On December 8, 2007, I posted a blog entitled "Police Interrogations Should Always Be Tape Recorded."  Around that same time, an article appeared in the "Florida Defender" (a publication of the Florida Association of Criminal Defense Lawyers (FACDL)) which stated that FACDL had been trying for several years to get the Florida legislature to pass a law requiring the mandatory recording of police interrogations.  Finally, in 2006, FACDL's bill was calendared for hearing.  However, it was subsequently withdrawn from the calendar when more than twenty Florida sheriffs showed up in Tallahassee to speak against the bill.

In arguing for the mandatory recording of police interrogations, the author of the article (A. Russell Smith), concluded by stating:

"The FBI recommends that local law enforcement agencies record all felony interrogations.  More than 5,000 state and local jurisdictions now require felony interrogations to be recorded.  As best we can determine, no jurisdiction that has adopted a compulsory recording policy has ever rescinded that policy or abandoned the practice.  Sheriffs, police chiefs, prosecutors and judges in jurisdictions where recording is required uniformly praise it.  It is time for Florida to adopt the practice."

Have You Been Entrapped?

Entrapment occurs when the police, or someone working for the police, cause a person to commit a crime using methods that create a substantial risk that the crime was committed by someone who was not ready to commit such a crime but for the improper methods employed by the police.
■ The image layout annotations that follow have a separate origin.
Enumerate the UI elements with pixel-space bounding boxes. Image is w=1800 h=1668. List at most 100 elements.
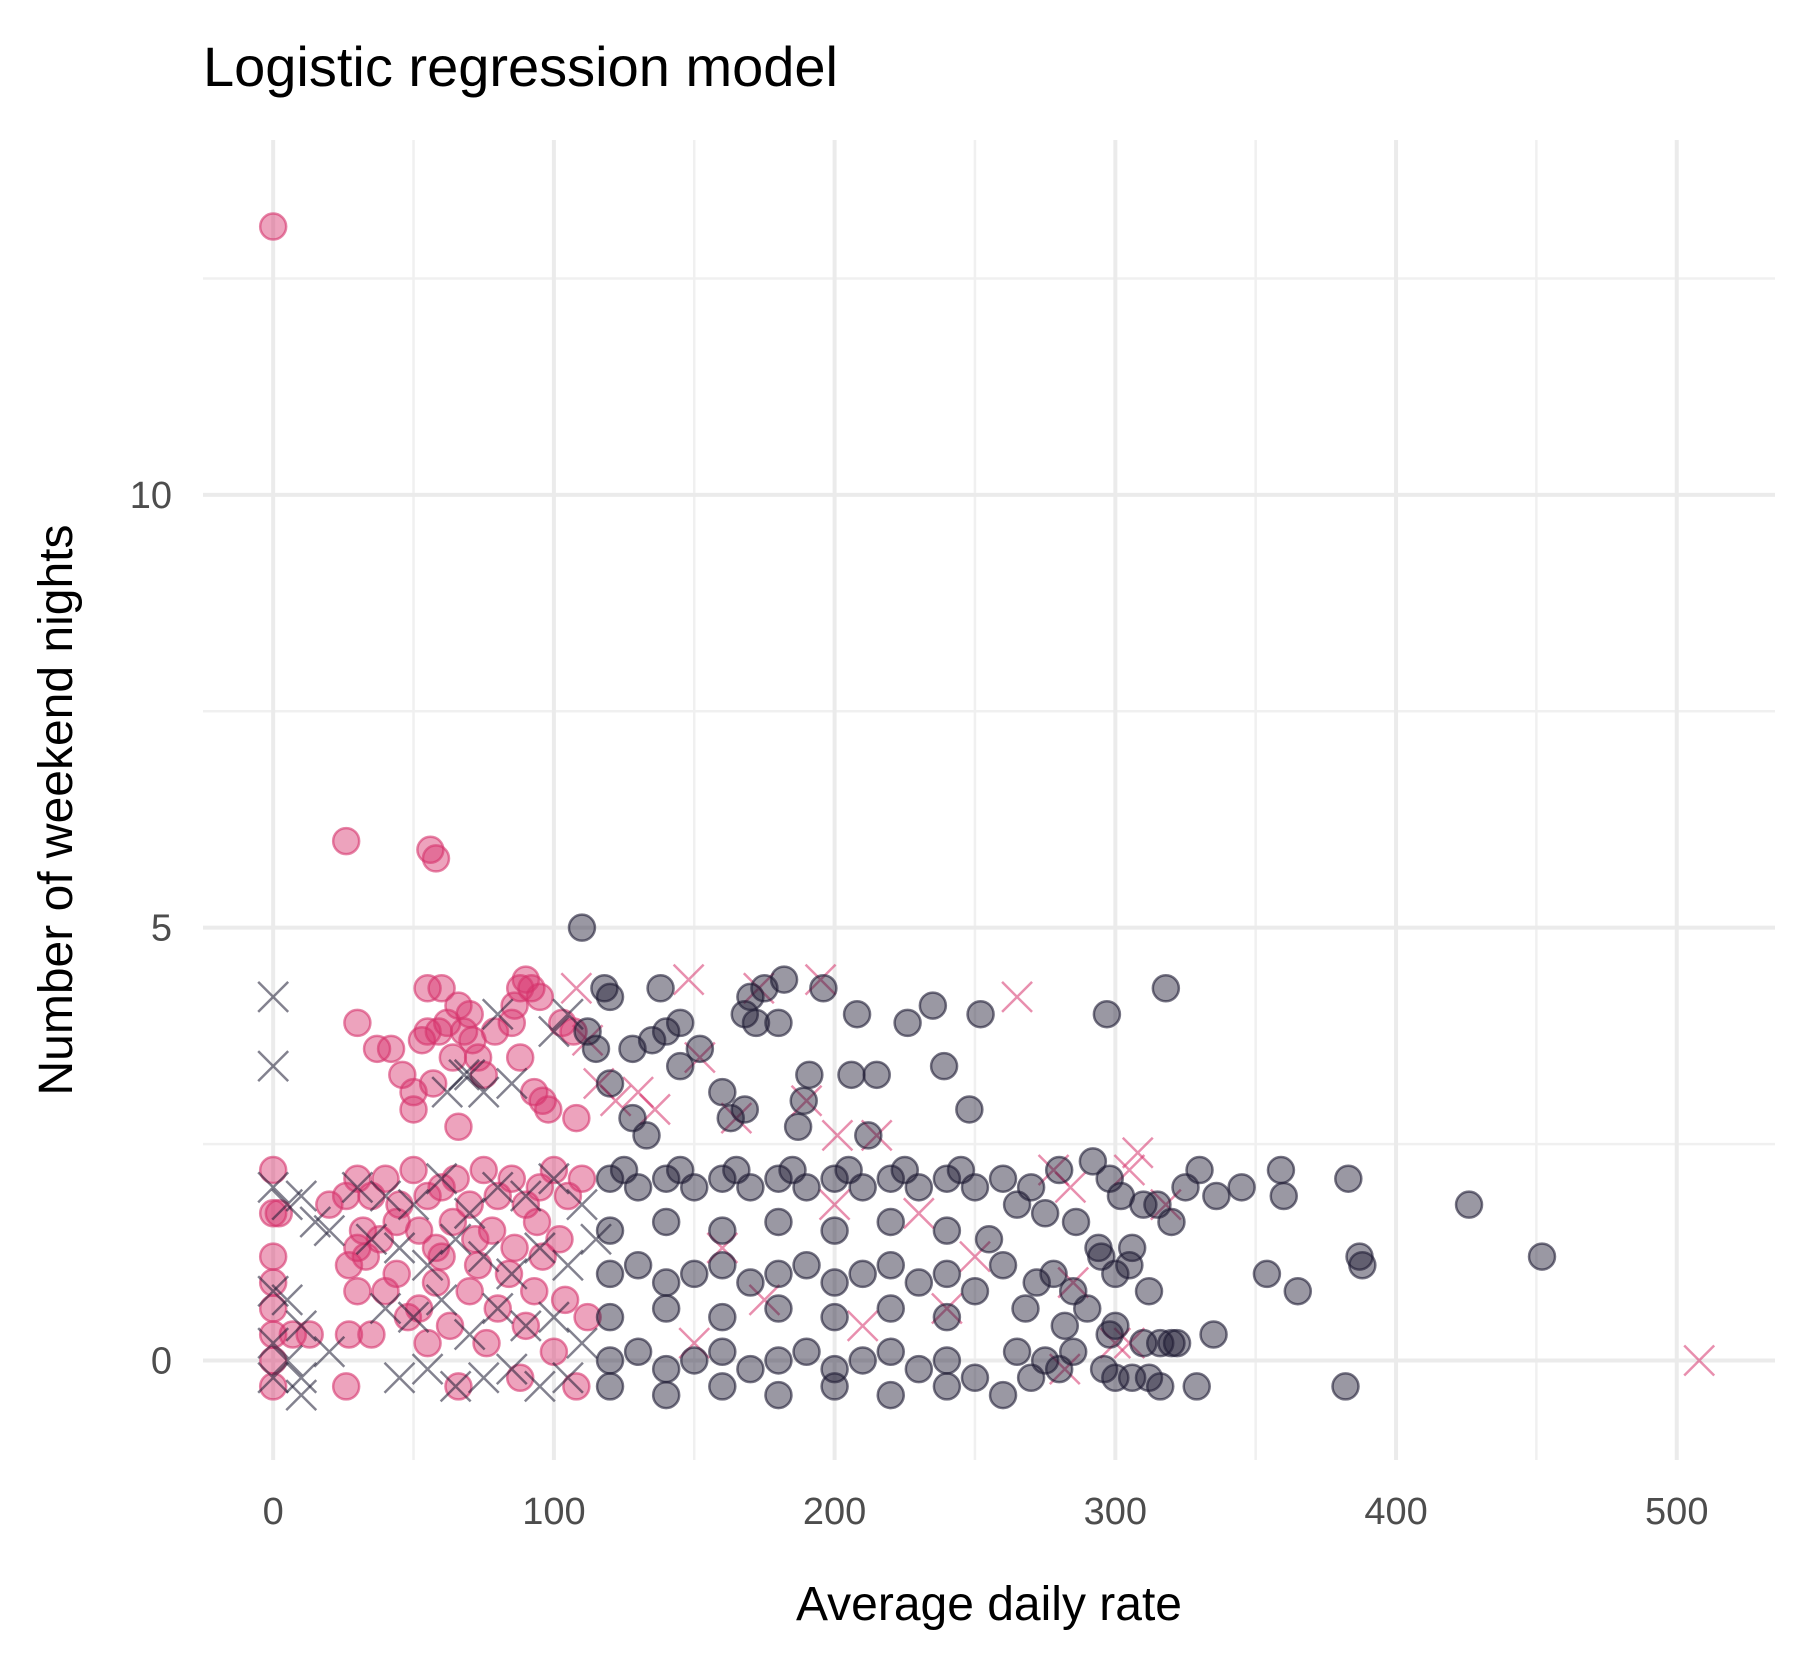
data-point-navy-circle xyxy=(820,1216,849,1245)
data-point-navy-cross xyxy=(285,1180,318,1212)
data-point-navy-circle xyxy=(595,1216,625,1245)
data-point-navy-circle xyxy=(1202,1181,1231,1211)
data-point-navy-circle xyxy=(567,913,597,942)
data-point-pink-circle xyxy=(444,1372,473,1401)
data-point-navy-circle xyxy=(680,1259,709,1289)
data-point-navy-cross xyxy=(397,1188,430,1221)
data-point-navy-circle xyxy=(1050,1311,1080,1341)
data-point-navy-circle xyxy=(1101,1311,1130,1341)
data-point-pink-circle xyxy=(399,1155,428,1185)
data-point-navy-circle xyxy=(595,1164,625,1193)
data-point-navy-circle xyxy=(722,1155,751,1185)
data-point-navy-cross xyxy=(448,1058,480,1091)
data-point-pink-circle xyxy=(418,1069,448,1098)
data-point-pink-circle xyxy=(399,1095,428,1124)
data-point-navy-circle xyxy=(904,1268,934,1297)
data-point-navy-circle xyxy=(1117,1233,1147,1263)
data-point-navy-circle xyxy=(1454,1190,1484,1219)
data-point-navy-circle xyxy=(842,999,872,1029)
data-point-navy-circle xyxy=(1115,1250,1144,1280)
data-point-pink-circle xyxy=(455,999,484,1029)
data-point-navy-circle xyxy=(651,1017,681,1046)
data-point-navy-circle xyxy=(1058,1337,1088,1367)
data-point-pink-circle xyxy=(357,1320,386,1349)
data-point-pink-circle xyxy=(573,1302,602,1332)
data-point-navy-circle xyxy=(736,1268,765,1297)
data-point-navy-cross xyxy=(467,1361,500,1394)
data-point-navy-cross xyxy=(271,1344,304,1377)
x-tick-label: 100 xyxy=(522,1491,585,1533)
data-point-navy-circle xyxy=(932,1372,962,1401)
data-point-navy-circle xyxy=(918,991,948,1020)
data-point-navy-circle xyxy=(637,1025,667,1055)
data-point-navy-circle xyxy=(1061,1207,1091,1237)
data-point-navy-circle xyxy=(708,1250,737,1280)
data-point-pink-circle xyxy=(500,1233,529,1263)
data-point-pink-circle xyxy=(494,1259,524,1289)
data-point-pink-cross xyxy=(599,1084,632,1117)
data-point-pink-circle xyxy=(469,1155,498,1185)
data-point-pink-circle xyxy=(334,1250,364,1280)
data-point-pink-circle xyxy=(522,1207,552,1237)
data-point-navy-circle xyxy=(837,1060,866,1090)
data-point-navy-circle xyxy=(595,1372,625,1401)
data-point-navy-cross xyxy=(411,1353,444,1385)
data-point-navy-circle xyxy=(974,1225,1004,1254)
data-point-navy-cross xyxy=(509,1180,542,1212)
data-point-navy-cross xyxy=(566,1188,598,1221)
data-point-navy-cross xyxy=(523,1232,556,1264)
data-point-navy-cross xyxy=(313,1214,346,1247)
data-point-navy-circle xyxy=(876,1164,905,1193)
data-point-navy-circle xyxy=(848,1259,877,1289)
data-point-navy-circle xyxy=(769,965,799,994)
data-point-navy-circle xyxy=(778,1155,807,1185)
data-point-navy-cross xyxy=(369,1292,402,1325)
data-point-pink-circle xyxy=(404,1216,434,1245)
data-point-pink-circle xyxy=(404,1294,434,1323)
data-point-navy-circle xyxy=(792,1250,821,1280)
data-point-navy-cross xyxy=(481,1292,514,1325)
data-point-navy-cross xyxy=(285,1309,318,1342)
data-point-navy-cross xyxy=(257,1171,290,1204)
data-point-navy-circle xyxy=(1266,1155,1296,1185)
data-point-navy-circle xyxy=(708,1164,737,1193)
data-point-navy-cross xyxy=(509,1309,542,1342)
data-point-pink-cross xyxy=(683,1041,716,1074)
data-point-navy-cross xyxy=(566,1327,598,1360)
data-point-pink-circle xyxy=(382,1259,411,1289)
data-point-navy-cross xyxy=(453,1318,486,1351)
x-tick-label: 300 xyxy=(1084,1491,1147,1533)
data-point-navy-circle xyxy=(876,1380,905,1410)
data-point-pink-circle xyxy=(421,844,451,873)
data-point-navy-circle xyxy=(1087,1242,1116,1271)
data-point-pink-circle xyxy=(550,1285,580,1315)
data-point-navy-circle xyxy=(1092,999,1122,1029)
y-tick-label: 5 xyxy=(151,908,172,950)
data-point-navy-circle xyxy=(764,1346,793,1375)
data-point-navy-circle xyxy=(854,1121,883,1150)
x-tick-label: 500 xyxy=(1645,1491,1708,1533)
data-point-navy-circle xyxy=(651,1207,681,1237)
data-point-navy-cross xyxy=(495,1067,528,1100)
data-point-navy-circle xyxy=(1011,1294,1040,1323)
data-point-navy-circle xyxy=(820,1302,849,1332)
data-point-pink-circle xyxy=(413,1328,442,1358)
data-point-navy-circle xyxy=(988,1164,1018,1193)
data-point-pink-cross xyxy=(1057,1266,1090,1299)
data-point-navy-circle xyxy=(764,1207,793,1237)
data-point-pink-cross xyxy=(1683,1344,1716,1377)
x-tick-label: 200 xyxy=(803,1491,866,1533)
data-point-navy-circle xyxy=(1162,1328,1192,1358)
chart-title: Logistic regression model xyxy=(203,35,838,98)
data-point-navy-circle xyxy=(1527,1242,1557,1271)
data-point-navy-circle xyxy=(1157,1207,1186,1237)
data-point-navy-cross xyxy=(285,1379,318,1411)
data-point-pink-circle xyxy=(567,1164,597,1193)
y-tick-label: 10 xyxy=(130,475,172,517)
data-point-navy-circle xyxy=(809,974,838,1003)
y-tick-label: 0 xyxy=(151,1340,172,1382)
data-point-navy-circle xyxy=(595,1302,625,1332)
data-point-pink-circle xyxy=(477,1216,507,1245)
data-point-pink-circle xyxy=(525,982,555,1012)
data-point-navy-circle xyxy=(1134,1276,1164,1306)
In order to better understand the concept of entrapment, it is helpful to look at some actual cases in which Florida courts have ruled that the person charged with a crime was entrapped by the police.

In one such case, an informant promised the accused individual that she would become romantically involved with him if he helped her to get drugs, the informant told the accused that she needed the drugs to help cope with cancer, and the accused had no criminal history.

In another case, entrapment was found where the police created videos that contained child pornography, and the accused had never previously been involved in any known criminal activity.

In two other cases, entrapment was found where an informant entered into an agreement with the police in which the informant helped set up drug deals in exchange for a reduced sentence.

If you have been charged with a crime in Florida and the facts in your case are similar to the facts in the cases just mentioned, you may have an argument that you were entrapped by the police and are, therefore, not guilty.

Are the Police Allowed to Lie to Get You to Confess?

The answer is yes, the police are allowed to lie to you to get you to confess.  The law in Florida is that the use of tricks or factual misstatements by the police do not by themselves make a confession involuntary. 

For instance, in one Florida Supreme Court case called Burch versus State of Florida, an individual accused of murder was questioned by the police for more than five hours.  During those several hours, the police presented false evidence to Mr. Burch in order to get him to confess.  He was also given a false polygraph test and then told that he had failed that test.  Eventually Burch confessed to the murder. 

Burch later tried to get his confession thrown out by arguing that the tricks used by the police were illegal and that such tricks caused him to confess involuntarily.

In rejecting Burch's argument, the Florida Supreme Court pointed out that Burch was fully advised of his Miranda rights, he never asked to leave the sheriff's office, he never asked for a lawyer, he never asked the police to stop questioning him, and he was not physically coerced by the police.

 

It is because of cases like this that I almost always advise people not to speak with the police but to instead have their lawyer do their talking for them.